College of Engineering News Room
Fashioning Wearable Technology by Spinning Nanofibers
By Brad Stager
The ability to turn raw materials like cotton or wool into usable fabrics received a boost when power looms replaced spinning wheels and the textile industry could produce rolls of carpeting and racks of fashionwear on a massive scale.
But spinning nanofibers to be woven into the fabric of smart textiles requires developing new processes that emphasize miniaturization and flexibility. A National Science Foundation Advanced Materials program award will help researchers at the College of Engineering develop methods of integrating electronic circuitry into fabrics that will help meet the needs of a growing demand for wearable technology.
Investigators for the award are Associate Professor Arash Takshi and Associate Professor Sylvia Thomas of the Department of Electrical Engineering. Besides expanding knowledge relating to wearable technology, the two researchers also share interests in alternative and renewable energy sources, novel materials and bio-applications of electrical engineering.
The current inventory of wearable technology consists mostly of rigid components such as fitness trackers that are worn by people, or sensors attached to clothing such as the technology that is built into spacewear for astronauts to monitor and support life functions or provide exoskeletal robotic capabilities.

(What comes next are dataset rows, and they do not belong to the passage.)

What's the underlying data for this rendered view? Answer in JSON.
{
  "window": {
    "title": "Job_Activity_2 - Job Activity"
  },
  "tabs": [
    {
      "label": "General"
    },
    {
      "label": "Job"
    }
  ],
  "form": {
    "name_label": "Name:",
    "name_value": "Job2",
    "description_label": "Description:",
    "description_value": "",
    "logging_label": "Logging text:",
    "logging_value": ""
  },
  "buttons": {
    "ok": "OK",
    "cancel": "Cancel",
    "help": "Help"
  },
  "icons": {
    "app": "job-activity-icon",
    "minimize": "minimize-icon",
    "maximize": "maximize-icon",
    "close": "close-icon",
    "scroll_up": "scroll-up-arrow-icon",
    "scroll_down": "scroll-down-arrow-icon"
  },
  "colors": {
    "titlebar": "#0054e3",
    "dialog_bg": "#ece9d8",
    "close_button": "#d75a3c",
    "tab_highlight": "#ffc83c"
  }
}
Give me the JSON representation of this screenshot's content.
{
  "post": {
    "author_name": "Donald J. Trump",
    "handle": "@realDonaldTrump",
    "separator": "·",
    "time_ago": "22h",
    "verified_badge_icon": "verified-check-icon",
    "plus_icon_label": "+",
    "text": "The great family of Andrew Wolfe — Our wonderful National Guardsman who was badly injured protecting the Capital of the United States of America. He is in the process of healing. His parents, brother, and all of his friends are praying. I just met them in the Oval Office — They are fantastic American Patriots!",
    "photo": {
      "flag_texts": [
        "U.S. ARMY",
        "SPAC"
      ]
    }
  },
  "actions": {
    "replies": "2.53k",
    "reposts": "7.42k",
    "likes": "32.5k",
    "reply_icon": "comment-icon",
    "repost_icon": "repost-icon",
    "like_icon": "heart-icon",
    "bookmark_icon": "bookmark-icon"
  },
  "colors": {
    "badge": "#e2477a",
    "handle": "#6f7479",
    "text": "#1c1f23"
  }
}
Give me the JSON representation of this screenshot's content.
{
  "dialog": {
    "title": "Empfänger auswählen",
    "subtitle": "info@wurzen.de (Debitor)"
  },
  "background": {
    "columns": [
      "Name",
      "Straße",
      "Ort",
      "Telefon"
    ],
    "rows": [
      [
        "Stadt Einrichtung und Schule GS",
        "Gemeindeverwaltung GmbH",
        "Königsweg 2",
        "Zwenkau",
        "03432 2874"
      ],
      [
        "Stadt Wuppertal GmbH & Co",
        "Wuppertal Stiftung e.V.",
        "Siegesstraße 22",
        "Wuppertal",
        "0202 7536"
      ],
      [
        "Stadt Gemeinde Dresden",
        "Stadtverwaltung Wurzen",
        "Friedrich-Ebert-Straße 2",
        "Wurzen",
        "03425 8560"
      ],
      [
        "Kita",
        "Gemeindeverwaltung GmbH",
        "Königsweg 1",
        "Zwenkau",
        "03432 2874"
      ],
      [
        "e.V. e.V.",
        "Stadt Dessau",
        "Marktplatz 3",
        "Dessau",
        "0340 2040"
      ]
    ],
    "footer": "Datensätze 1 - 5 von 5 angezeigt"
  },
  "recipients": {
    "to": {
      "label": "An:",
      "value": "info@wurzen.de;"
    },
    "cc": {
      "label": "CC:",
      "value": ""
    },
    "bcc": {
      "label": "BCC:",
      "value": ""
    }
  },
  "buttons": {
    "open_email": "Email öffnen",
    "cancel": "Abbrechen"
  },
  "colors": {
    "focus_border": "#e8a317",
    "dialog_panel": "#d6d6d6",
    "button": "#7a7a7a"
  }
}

There are even illuminating LED hoodies available for fashionable techwear.
According to Takshi, developing methods that will integrate circuitry into textiles can provide benefits in a variety of applications, such as creating patient garments that can collect and transmit data to healthcare providers. An example used in the award application suggests the possible development of a smart bra with e-textile circuitry to monitor cancer patients.
“The focus of the proposal is mainly on the technique of fabrication,” he said. “Medical applications are a hot market for wearable electronics.”
The process that Takshi and Thomas are developing involves a two-step fabrication method that uses direct-write electrospinning of conductive polymers into nanofibers which are used to generate circuit templates on fabrics. Copper electroplating follows to metalize the nanofibers and integrate them into fabric with a controller station to produce the desired circuit patterns. According to Thomas, tasks like working out the X and Y coordinates of the circuitry is a good way to involve students in the research.
“Our students are going to help us write some control language for the controller, so we’re training future engineers and preparing them for their professional careers,” she said.
Thomas added that the goal is to apply the research with a variety of materials to find optimal solutions to the problems inherent in creating wearable technology.
“If we can miniaturize the device circuitry and make it adherable to surfaces, we can diversify applications,” she said. “It’s just the beginning of where we can take this technology.”
The nature of research and development of wearable technology lends itself to collaboration, and Takshi said there is space in their research to consider the knowledge and perspectives people from other disciplines have to offer.
“Working on this technology, we have some opportunity to put more forces to work for collaboration,” he said. “For other faculty members whose research might have some sort of overlap with this work, we’d be happy to expand to bring them in.”
Takshi adds that as he and Thomas build their team, they are also looking for projects or problems that companies may have that could be a good fit for the research they are conducting.
The NSF Advanced Materials program award for wearable technology research provides $369,574 to funded work until the beginning of 2023.